Are Alternative Investments Suitable Assets for Long-Term Insurance Liabilities and Pension Funds? GBV In-Depth Article
GBV magazine publishes this 14-page, in-depth article which discusses alternative investments and their suitability for life insurance in general and pension liabilities in particular. By and large, alternative investments are investments in assets other than equities, bonds and cash. They include real estate, commodities such as oil, cocoa and gold, capital goods such as ships and aircraft, and even more exotic categories: hedge funds, private equity, project finance, venture capital, art, movies and many more.

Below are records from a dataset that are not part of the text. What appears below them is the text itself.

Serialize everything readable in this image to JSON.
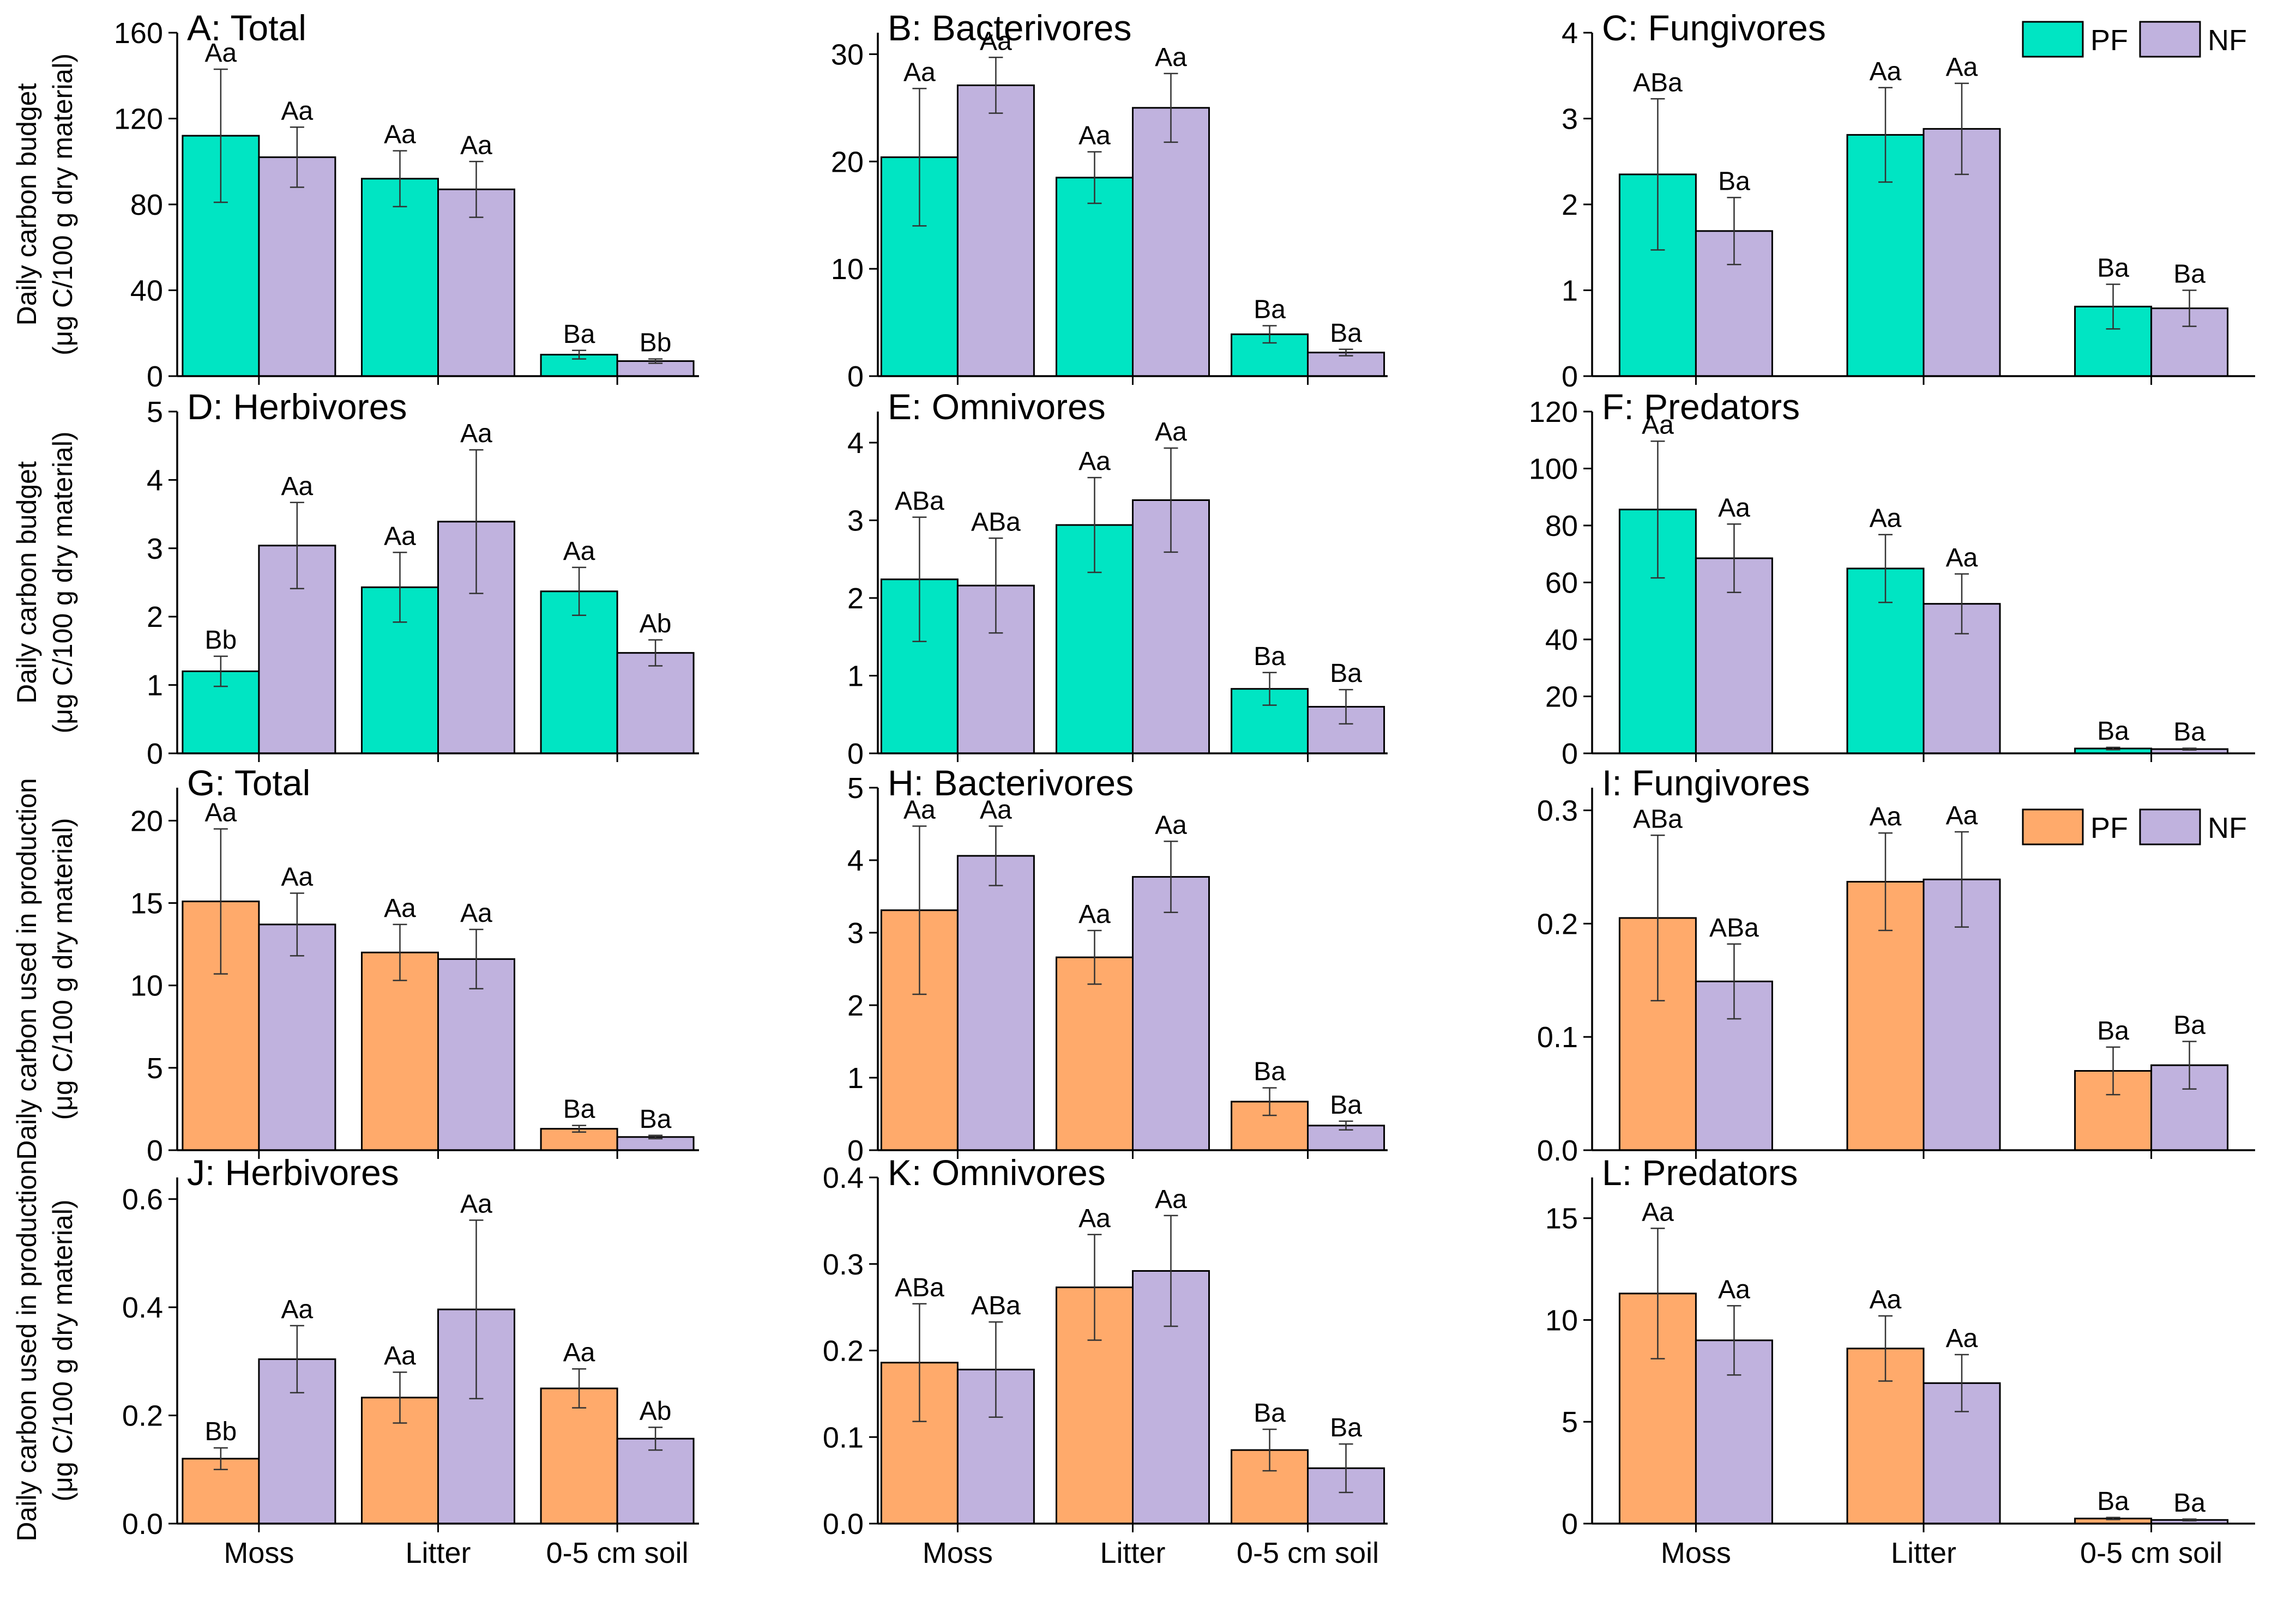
{
  "chart_data": {
    "type": "bar",
    "categories": [
      "Moss",
      "Litter",
      "0-5 cm soil"
    ],
    "y_axis_titles": [
      {
        "line1": "Daily carbon budget",
        "line2": "(μg C/100 g dry material)"
      },
      {
        "line1": "Daily carbon budget",
        "line2": "(μg C/100 g dry material)"
      },
      {
        "line1": "Daily carbon used in production",
        "line2": "(μg C/100 g dry material)"
      },
      {
        "line1": "Daily carbon used in production",
        "line2": "(μg C/100 g dry material)"
      }
    ],
    "legends": [
      {
        "entries": [
          {
            "label": "PF",
            "color": "#00E5C3"
          },
          {
            "label": "NF",
            "color": "#C0B2DE"
          }
        ]
      },
      {
        "entries": [
          {
            "label": "PF",
            "color": "#FFAA6B"
          },
          {
            "label": "NF",
            "color": "#C0B2DE"
          }
        ]
      }
    ],
    "panels": [
      {
        "title": "A: Total",
        "ylim": [
          0,
          160
        ],
        "ticks": [
          "0",
          "40",
          "80",
          "120",
          "160"
        ],
        "series": [
          {
            "name": "PF",
            "color": "#00E5C3",
            "values": [
              112,
              92,
              10
            ],
            "errors": [
              31,
              13,
              2
            ],
            "labels": [
              "Aa",
              "Aa",
              "Ba"
            ]
          },
          {
            "name": "NF",
            "color": "#C0B2DE",
            "values": [
              102,
              87,
              7
            ],
            "errors": [
              14,
              13,
              1
            ],
            "labels": [
              "Aa",
              "Aa",
              "Bb"
            ]
          }
        ]
      },
      {
        "title": "B: Bacterivores",
        "ylim": [
          0,
          32
        ],
        "ticks": [
          "0",
          "10",
          "20",
          "30"
        ],
        "series": [
          {
            "name": "PF",
            "color": "#00E5C3",
            "values": [
              20.4,
              18.5,
              3.9
            ],
            "errors": [
              6.4,
              2.4,
              0.8
            ],
            "labels": [
              "Aa",
              "Aa",
              "Ba"
            ]
          },
          {
            "name": "NF",
            "color": "#C0B2DE",
            "values": [
              27.1,
              25.0,
              2.2
            ],
            "errors": [
              2.6,
              3.2,
              0.3
            ],
            "labels": [
              "Aa",
              "Aa",
              "Ba"
            ]
          }
        ]
      },
      {
        "title": "C: Fungivores",
        "ylim": [
          0,
          4
        ],
        "ticks": [
          "0",
          "1",
          "2",
          "3",
          "4"
        ],
        "series": [
          {
            "name": "PF",
            "color": "#00E5C3",
            "values": [
              2.35,
              2.81,
              0.81
            ],
            "errors": [
              0.88,
              0.55,
              0.26
            ],
            "labels": [
              "ABa",
              "Aa",
              "Ba"
            ]
          },
          {
            "name": "NF",
            "color": "#C0B2DE",
            "values": [
              1.69,
              2.88,
              0.79
            ],
            "errors": [
              0.39,
              0.53,
              0.21
            ],
            "labels": [
              "Ba",
              "Aa",
              "Ba"
            ]
          }
        ]
      },
      {
        "title": "D: Herbivores",
        "ylim": [
          0,
          5
        ],
        "ticks": [
          "0",
          "1",
          "2",
          "3",
          "4",
          "5"
        ],
        "series": [
          {
            "name": "PF",
            "color": "#00E5C3",
            "values": [
              1.2,
              2.43,
              2.37
            ],
            "errors": [
              0.22,
              0.51,
              0.35
            ],
            "labels": [
              "Bb",
              "Aa",
              "Aa"
            ]
          },
          {
            "name": "NF",
            "color": "#C0B2DE",
            "values": [
              3.04,
              3.39,
              1.47
            ],
            "errors": [
              0.63,
              1.05,
              0.19
            ],
            "labels": [
              "Aa",
              "Aa",
              "Ab"
            ]
          }
        ]
      },
      {
        "title": "E: Omnivores",
        "ylim": [
          0,
          4.4
        ],
        "ticks": [
          "0",
          "1",
          "2",
          "3",
          "4"
        ],
        "series": [
          {
            "name": "PF",
            "color": "#00E5C3",
            "values": [
              2.24,
              2.94,
              0.83
            ],
            "errors": [
              0.8,
              0.61,
              0.21
            ],
            "labels": [
              "ABa",
              "Aa",
              "Ba"
            ]
          },
          {
            "name": "NF",
            "color": "#C0B2DE",
            "values": [
              2.16,
              3.26,
              0.6
            ],
            "errors": [
              0.61,
              0.67,
              0.22
            ],
            "labels": [
              "ABa",
              "Aa",
              "Ba"
            ]
          }
        ]
      },
      {
        "title": "F: Predators",
        "ylim": [
          0,
          120
        ],
        "ticks": [
          "0",
          "20",
          "40",
          "60",
          "80",
          "100",
          "120"
        ],
        "series": [
          {
            "name": "PF",
            "color": "#00E5C3",
            "values": [
              85.6,
              64.9,
              1.7
            ],
            "errors": [
              24.0,
              11.9,
              0.4
            ],
            "labels": [
              "Aa",
              "Aa",
              "Ba"
            ]
          },
          {
            "name": "NF",
            "color": "#C0B2DE",
            "values": [
              68.5,
              52.5,
              1.5
            ],
            "errors": [
              12.0,
              10.5,
              0.3
            ],
            "labels": [
              "Aa",
              "Aa",
              "Ba"
            ]
          }
        ]
      },
      {
        "title": "G: Total",
        "ylim": [
          0,
          22
        ],
        "ticks": [
          "0",
          "5",
          "10",
          "15",
          "20"
        ],
        "series": [
          {
            "name": "PF",
            "color": "#FFAA6B",
            "values": [
              15.1,
              12.0,
              1.3
            ],
            "errors": [
              4.4,
              1.7,
              0.2
            ],
            "labels": [
              "Aa",
              "Aa",
              "Ba"
            ]
          },
          {
            "name": "NF",
            "color": "#C0B2DE",
            "values": [
              13.7,
              11.6,
              0.8
            ],
            "errors": [
              1.9,
              1.8,
              0.1
            ],
            "labels": [
              "Aa",
              "Aa",
              "Ba"
            ]
          }
        ]
      },
      {
        "title": "H: Bacterivores",
        "ylim": [
          0,
          5
        ],
        "ticks": [
          "0",
          "1",
          "2",
          "3",
          "4",
          "5"
        ],
        "series": [
          {
            "name": "PF",
            "color": "#FFAA6B",
            "values": [
              3.31,
              2.66,
              0.67
            ],
            "errors": [
              1.16,
              0.37,
              0.19
            ],
            "labels": [
              "Aa",
              "Aa",
              "Ba"
            ]
          },
          {
            "name": "NF",
            "color": "#C0B2DE",
            "values": [
              4.06,
              3.77,
              0.34
            ],
            "errors": [
              0.41,
              0.49,
              0.06
            ],
            "labels": [
              "Aa",
              "Aa",
              "Ba"
            ]
          }
        ]
      },
      {
        "title": "I: Fungivores",
        "ylim": [
          0,
          0.32
        ],
        "ticks": [
          "0.0",
          "0.1",
          "0.2",
          "0.3"
        ],
        "series": [
          {
            "name": "PF",
            "color": "#FFAA6B",
            "values": [
              0.205,
              0.237,
              0.07
            ],
            "errors": [
              0.073,
              0.043,
              0.021
            ],
            "labels": [
              "ABa",
              "Aa",
              "Ba"
            ]
          },
          {
            "name": "NF",
            "color": "#C0B2DE",
            "values": [
              0.149,
              0.239,
              0.075
            ],
            "errors": [
              0.033,
              0.042,
              0.021
            ],
            "labels": [
              "ABa",
              "Aa",
              "Ba"
            ]
          }
        ]
      },
      {
        "title": "J: Herbivores",
        "ylim": [
          0,
          0.64
        ],
        "ticks": [
          "0.0",
          "0.2",
          "0.4",
          "0.6"
        ],
        "series": [
          {
            "name": "PF",
            "color": "#FFAA6B",
            "values": [
              0.12,
              0.233,
              0.25
            ],
            "errors": [
              0.02,
              0.047,
              0.036
            ],
            "labels": [
              "Bb",
              "Aa",
              "Aa"
            ]
          },
          {
            "name": "NF",
            "color": "#C0B2DE",
            "values": [
              0.304,
              0.396,
              0.157
            ],
            "errors": [
              0.062,
              0.165,
              0.021
            ],
            "labels": [
              "Aa",
              "Aa",
              "Ab"
            ]
          }
        ]
      },
      {
        "title": "K: Omnivores",
        "ylim": [
          0,
          0.4
        ],
        "ticks": [
          "0.0",
          "0.1",
          "0.2",
          "0.3",
          "0.4"
        ],
        "series": [
          {
            "name": "PF",
            "color": "#FFAA6B",
            "values": [
              0.186,
              0.273,
              0.085
            ],
            "errors": [
              0.068,
              0.061,
              0.024
            ],
            "labels": [
              "ABa",
              "Aa",
              "Ba"
            ]
          },
          {
            "name": "NF",
            "color": "#C0B2DE",
            "values": [
              0.178,
              0.292,
              0.064
            ],
            "errors": [
              0.055,
              0.064,
              0.028
            ],
            "labels": [
              "ABa",
              "Aa",
              "Ba"
            ]
          }
        ]
      },
      {
        "title": "L: Predators",
        "ylim": [
          0,
          17
        ],
        "ticks": [
          "0",
          "5",
          "10",
          "15"
        ],
        "series": [
          {
            "name": "PF",
            "color": "#FFAA6B",
            "values": [
              11.3,
              8.6,
              0.25
            ],
            "errors": [
              3.2,
              1.6,
              0.05
            ],
            "labels": [
              "Aa",
              "Aa",
              "Ba"
            ]
          },
          {
            "name": "NF",
            "color": "#C0B2DE",
            "values": [
              9.0,
              6.9,
              0.18
            ],
            "errors": [
              1.7,
              1.4,
              0.04
            ],
            "labels": [
              "Aa",
              "Aa",
              "Ba"
            ]
          }
        ]
      }
    ]
  }
}
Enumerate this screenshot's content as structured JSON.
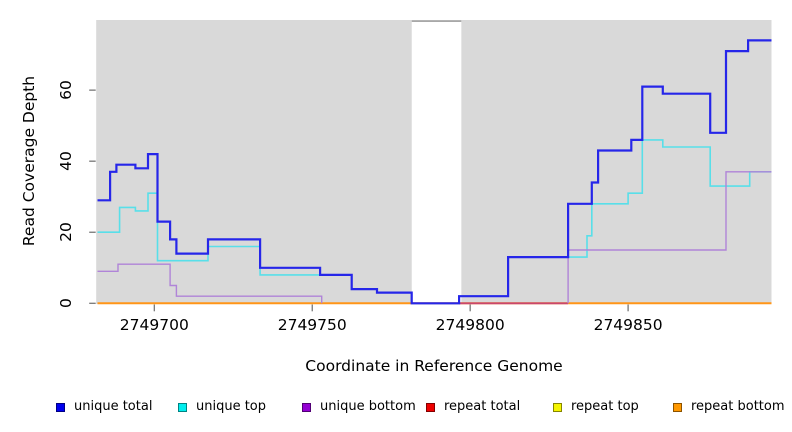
{
  "figure": {
    "xlabel": "Coordinate in Reference Genome",
    "ylabel": "Read Coverage Depth"
  },
  "axes": {
    "x_ticks": [
      {
        "value": 2749700,
        "label": "2749700"
      },
      {
        "value": 2749750,
        "label": "2749750"
      },
      {
        "value": 2749800,
        "label": "2749800"
      },
      {
        "value": 2749850,
        "label": "2749850"
      }
    ],
    "y_ticks": [
      {
        "value": 0,
        "label": "0"
      },
      {
        "value": 20,
        "label": "20"
      },
      {
        "value": 40,
        "label": "40"
      },
      {
        "value": 60,
        "label": "60"
      }
    ]
  },
  "legend": {
    "items": [
      {
        "label": "unique total",
        "color": "#0000ee"
      },
      {
        "label": "unique top",
        "color": "#00eeee"
      },
      {
        "label": "unique bottom",
        "color": "#9400d3"
      },
      {
        "label": "repeat total",
        "color": "#ee0000"
      },
      {
        "label": "repeat top",
        "color": "#f5f500"
      },
      {
        "label": "repeat bottom",
        "color": "#ff9800"
      }
    ]
  },
  "chart_data": {
    "type": "line",
    "subtype": "step",
    "title": "",
    "xlabel": "Coordinate in Reference Genome",
    "ylabel": "Read Coverage Depth",
    "xlim": [
      2749681.6,
      2749895.4
    ],
    "ylim": [
      0,
      79.6
    ],
    "x_tick_values": [
      2749700,
      2749750,
      2749800,
      2749850
    ],
    "y_tick_values": [
      0,
      20,
      40,
      60
    ],
    "plot_background": "#d9d9d9",
    "grid": false,
    "legend_position": "bottom",
    "masked_region": {
      "x_start": 2749781.5,
      "x_end": 2749797.2,
      "fill": "#ffffff",
      "top_border_color": "#9c9c9c"
    },
    "overlap_tint_segment": {
      "x_start": 2749796.5,
      "x_end": 2749831,
      "y": 0,
      "color": "#c9476e"
    },
    "series": [
      {
        "name": "repeat total",
        "color": "#e03030",
        "line_width": 1.5,
        "hide_zero_runs": false,
        "segments": [
          [
            2749682,
            2749895.4,
            0
          ]
        ]
      },
      {
        "name": "repeat top",
        "color": "#f2f230",
        "line_width": 1.5,
        "hide_zero_runs": false,
        "segments": [
          [
            2749682,
            2749895.4,
            0
          ]
        ]
      },
      {
        "name": "repeat bottom",
        "color": "#ff9517",
        "line_width": 2,
        "hide_zero_runs": false,
        "segments": [
          [
            2749682,
            2749895.4,
            0
          ]
        ]
      },
      {
        "name": "unique top",
        "color": "#58dfe9",
        "line_width": 1.6,
        "hide_zero_runs": false,
        "segments": [
          [
            2749682,
            2749689,
            20
          ],
          [
            2749689,
            2749694,
            27
          ],
          [
            2749694,
            2749698,
            26
          ],
          [
            2749698,
            2749701,
            31
          ],
          [
            2749701,
            2749717,
            12
          ],
          [
            2749717,
            2749733.5,
            16
          ],
          [
            2749733.5,
            2749762.5,
            8
          ],
          [
            2749762.5,
            2749770.5,
            4
          ],
          [
            2749770.5,
            2749781.5,
            3
          ],
          [
            2749781.5,
            2749796.5,
            0
          ],
          [
            2749796.5,
            2749812,
            2
          ],
          [
            2749812,
            2749837,
            13
          ],
          [
            2749837,
            2749838.5,
            19
          ],
          [
            2749838.5,
            2749850,
            28
          ],
          [
            2749850,
            2749854.5,
            31
          ],
          [
            2749854.5,
            2749861,
            46
          ],
          [
            2749861,
            2749876,
            44
          ],
          [
            2749876,
            2749888.5,
            33
          ],
          [
            2749888.5,
            2749895.4,
            37
          ]
        ]
      },
      {
        "name": "unique bottom",
        "color": "#b084d8",
        "line_width": 1.4,
        "hide_zero_runs": true,
        "segments": [
          [
            2749682,
            2749688.5,
            9
          ],
          [
            2749688.5,
            2749705,
            11
          ],
          [
            2749705,
            2749707,
            5
          ],
          [
            2749707,
            2749753,
            2
          ],
          [
            2749753,
            2749831,
            0
          ],
          [
            2749831,
            2749881,
            15
          ],
          [
            2749881,
            2749895.4,
            37
          ]
        ]
      },
      {
        "name": "unique total",
        "color": "#2626e9",
        "line_width": 2.2,
        "hide_zero_runs": false,
        "segments": [
          [
            2749682,
            2749686,
            29
          ],
          [
            2749686,
            2749688,
            37
          ],
          [
            2749688,
            2749694,
            39
          ],
          [
            2749694,
            2749698,
            38
          ],
          [
            2749698,
            2749701,
            42
          ],
          [
            2749701,
            2749705,
            23
          ],
          [
            2749705,
            2749707,
            18
          ],
          [
            2749707,
            2749717,
            14
          ],
          [
            2749717,
            2749733.5,
            18
          ],
          [
            2749733.5,
            2749752.5,
            10
          ],
          [
            2749752.5,
            2749762.5,
            8
          ],
          [
            2749762.5,
            2749770.5,
            4
          ],
          [
            2749770.5,
            2749781.5,
            3
          ],
          [
            2749781.5,
            2749796.5,
            0
          ],
          [
            2749796.5,
            2749812,
            2
          ],
          [
            2749812,
            2749831,
            13
          ],
          [
            2749831,
            2749838.5,
            28
          ],
          [
            2749838.5,
            2749840.5,
            34
          ],
          [
            2749840.5,
            2749851,
            43
          ],
          [
            2749851,
            2749854.5,
            46
          ],
          [
            2749854.5,
            2749861,
            61
          ],
          [
            2749861,
            2749876,
            59
          ],
          [
            2749876,
            2749881,
            48
          ],
          [
            2749881,
            2749888,
            71
          ],
          [
            2749888,
            2749895.4,
            74
          ]
        ]
      }
    ]
  }
}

Long derided as carrying excessive risk and inferior transparency, alternative investments today may result not only in superior returns, but also in a better match between the assets and activities being invested in and the needs and wants of insurance beneficiaries, especially current and future pensioners. As returns from traditional asset classes have plunged, alternative assets and innovative strategies ought to be considered to boost investment returns. In addition, the regulatory framework of hedge funds has recently changed quite substantially and is now arguably more stringent than highly regulated mutual funds for the retail market. Finally, socially responsible private equity and private credit investments, both relatively new classes of alternative investments, potentially could provide pension funds with opportunities matching both their long-term nature and the increasingly socially responsible mindset of trustees and beneficiaries.